Besonders interessant für Recruiter dürfte eine Beschreibung des Prozesses sein. Was die Autoren erst im „Ausblick“ erwähnen, hätte ich schon in diesem Zusammenhang sehr deutlich betont: Wichtig ist „individuelles Candidate-Targeting“. Massenweises Anschreiben von Talenten bringt wenig und schadet im Zweifelsfall dem Unternehmen. Individuelle Betreuung wird Pflicht.

Auch in den Bereichen „Talente entwickeln“ und „Talente binden“ des Buches finden HR-Experten wichtige Anregungen. Spannend fand ich den Beitrag von Margot Hein zum Kompetenzmanagement. Die Botschaft der Autorin an den Mittelstand lautet, sich dem Thema „über den Weg der Unternehmenswerte zu nähern“. Hein spricht sich gegen die vielfach üblichen komplexen Talentmanagement-Systeme aus und stellt eine vereinfachte Werte- und Kompetenzmatrix vor.
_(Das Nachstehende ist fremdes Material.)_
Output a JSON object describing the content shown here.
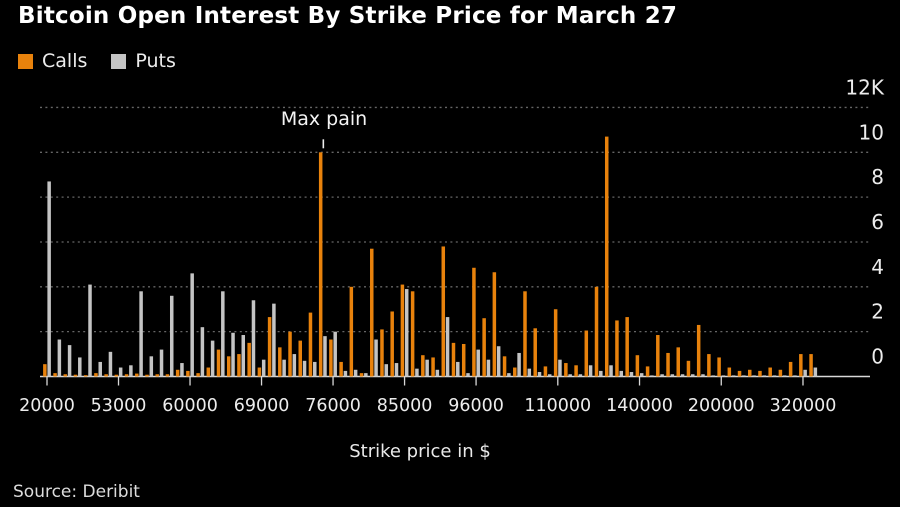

Wirksame Mitarbeiterbindung erfolgt vorrangig über nicht-monetäre Elemente, stellt Felix Berghöfer in seinem Betrag zur Unternehmenskultur als Faktor der Mitarbeiterbindung fest. Was für das Recruiting gilt, das ist ebenfalls im Retention Management gültig. Viele Angebote, die Unternehmen in beiden Bereichen als wichtig empfinden, sind für Bewerber und Mitarbeiter reine „Hygienefaktoren“ im Sinne von Frederick Herzberg. Sie gelten als selbstverständlich, nur ihr Fehlen schlägt zu Buche. Dies hatte schon Wolf Reiner Kriegler in seinem Beitrag erläutert. Die bei Unternehmen beliebte „leistungsgerechte Vergütung“ oder Arbeitsplatzsicherheit zählen dazu.

Athanas - Graf: Innovative Talentstrategien

Athanas – Graf: Innovative Talentstrategien

Fazit: „Innovative Talentstrategien“ ist ein sehr empfehlenswertes Buch, das nicht nur für HR in mittelständischen Unternehmen Pflichtlektüre sein sollte. Die Autoren haben die in der HR-Presse, Foren und HR-Blogs laufenden aktuellen Fachdiskussionen umfassend eingearbeitet, ebenso die Ergebnisse von Studien – und natürlich ihr solides Fachwissen. Die Erläuterungen der Autoren schaffen in vielen Bereichen Klarheit – und damit die Basis für zielgerichtetes und erfolgreiches Planen und Handeln.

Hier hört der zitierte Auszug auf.